HHS does not clearly define lost revenue or prescribe an exact method for the provider to calculate its lost revenue. In the Provider Relief Fund General Information FAQ document, HHS lost revenue can be estimated by comparing year-over-year-revenue or by comparing budgeted revenue to actual revenue. It could also be acceptable to look at a historical trend before the COVID-19 business disruption and compare that to the period after. We recommend a trend be at least six months. Due to there being no exact method prescribed by HHS, we recommend the provider document its chosen methodology and rationale, and be consistent with its calculation each reporting period.

All nonreimbursable expenses attributable to COVID-19 qualify for funding. Examples include building or retrofitting new ICUs, increased staffing or training, personal protective equipment, the building of temporary structures. It is important to note that this fund can only be used for nonreimbursable expenses. Any expenses reimbursed or obligated to be reimbursed by insurance or other mechanisms are not eligible. There will be a reconciliation process under which payments will have to be returned to the fund if other sources provide reimbursement for expenses. We anticipate further guidance to come from HHS regarding the qualification of expenses. We encourage providers to carefully track and document all expenses related to COVID-19.
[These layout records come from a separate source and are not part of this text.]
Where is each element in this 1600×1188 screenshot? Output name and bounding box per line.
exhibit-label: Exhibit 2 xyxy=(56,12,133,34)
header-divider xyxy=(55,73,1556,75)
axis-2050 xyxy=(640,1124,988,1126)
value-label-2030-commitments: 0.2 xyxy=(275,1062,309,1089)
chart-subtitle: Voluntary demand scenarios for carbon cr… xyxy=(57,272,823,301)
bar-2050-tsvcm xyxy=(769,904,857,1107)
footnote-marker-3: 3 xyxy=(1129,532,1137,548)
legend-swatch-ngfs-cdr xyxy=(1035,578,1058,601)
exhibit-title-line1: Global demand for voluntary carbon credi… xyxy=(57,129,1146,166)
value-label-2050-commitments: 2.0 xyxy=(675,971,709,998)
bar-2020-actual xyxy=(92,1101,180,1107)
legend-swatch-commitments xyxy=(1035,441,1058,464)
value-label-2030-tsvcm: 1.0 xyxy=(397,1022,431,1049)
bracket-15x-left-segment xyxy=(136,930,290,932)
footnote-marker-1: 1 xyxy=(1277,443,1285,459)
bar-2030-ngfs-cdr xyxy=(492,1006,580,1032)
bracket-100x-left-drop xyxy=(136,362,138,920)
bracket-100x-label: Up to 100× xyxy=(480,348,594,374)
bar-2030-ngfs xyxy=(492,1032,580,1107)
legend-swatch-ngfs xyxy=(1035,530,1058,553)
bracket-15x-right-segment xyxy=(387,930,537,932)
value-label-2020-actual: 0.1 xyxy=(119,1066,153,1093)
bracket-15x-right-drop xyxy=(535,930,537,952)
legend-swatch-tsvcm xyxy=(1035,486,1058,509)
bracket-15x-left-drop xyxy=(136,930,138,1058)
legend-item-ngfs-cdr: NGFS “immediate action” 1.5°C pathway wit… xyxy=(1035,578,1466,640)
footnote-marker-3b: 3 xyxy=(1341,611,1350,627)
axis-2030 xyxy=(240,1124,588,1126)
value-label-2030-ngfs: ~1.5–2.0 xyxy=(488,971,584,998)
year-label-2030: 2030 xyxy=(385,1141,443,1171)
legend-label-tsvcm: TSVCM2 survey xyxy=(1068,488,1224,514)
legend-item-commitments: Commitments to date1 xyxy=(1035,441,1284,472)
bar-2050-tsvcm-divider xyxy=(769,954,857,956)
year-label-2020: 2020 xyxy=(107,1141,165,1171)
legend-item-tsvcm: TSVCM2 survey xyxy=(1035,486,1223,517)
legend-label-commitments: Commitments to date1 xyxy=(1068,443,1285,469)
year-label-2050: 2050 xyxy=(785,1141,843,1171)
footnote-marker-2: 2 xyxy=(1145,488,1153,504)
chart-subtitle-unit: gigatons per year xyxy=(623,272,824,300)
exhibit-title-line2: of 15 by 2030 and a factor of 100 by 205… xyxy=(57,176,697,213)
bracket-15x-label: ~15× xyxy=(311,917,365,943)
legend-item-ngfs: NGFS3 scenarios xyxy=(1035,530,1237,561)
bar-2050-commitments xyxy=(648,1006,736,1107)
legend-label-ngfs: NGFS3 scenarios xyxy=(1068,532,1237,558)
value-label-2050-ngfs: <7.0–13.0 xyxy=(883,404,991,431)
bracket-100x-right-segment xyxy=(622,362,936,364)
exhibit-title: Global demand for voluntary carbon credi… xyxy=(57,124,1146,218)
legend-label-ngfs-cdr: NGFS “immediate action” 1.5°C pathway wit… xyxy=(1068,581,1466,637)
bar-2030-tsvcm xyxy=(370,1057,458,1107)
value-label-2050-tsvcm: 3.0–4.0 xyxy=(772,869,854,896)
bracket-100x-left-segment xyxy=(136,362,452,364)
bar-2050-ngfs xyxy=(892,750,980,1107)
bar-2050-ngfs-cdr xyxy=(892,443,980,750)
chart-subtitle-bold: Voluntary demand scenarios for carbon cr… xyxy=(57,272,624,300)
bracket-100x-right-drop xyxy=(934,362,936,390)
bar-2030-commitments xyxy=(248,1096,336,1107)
We recommend providers do the following:

  • Create general ledger accounts, by department, to accurately track COVID-19 related funding and expenditures
  • Set up project/activity codes to document payroll costs that are COVID-19 related
  • Establish logs or other system to track supplies/equipment usage/purchases that are COVID-19 related
  • Maintain all invoices related to COVID-19 expenses and document on invoice methodology for allocating expense to COVID-19 departments
  • Establish and document methodology to track and estimate lost revenue due to COVID-19 disruptions in operations
  • Remember a provider cannot submit the same costs to be compensated from one program to be compensated from another program (no double dipping). One person in the organization should be looking at all the stimulus packages broadly

The Provider Relief Fund was increased from $100 billion to $175 billion when the Paycheck Protection Program and Health Care Enhancement Act was signed into law on April 24, 2020. Approximately $77.4 billion has already been distributed to providers but it has yet to be determined how the remaining funds will be allocated.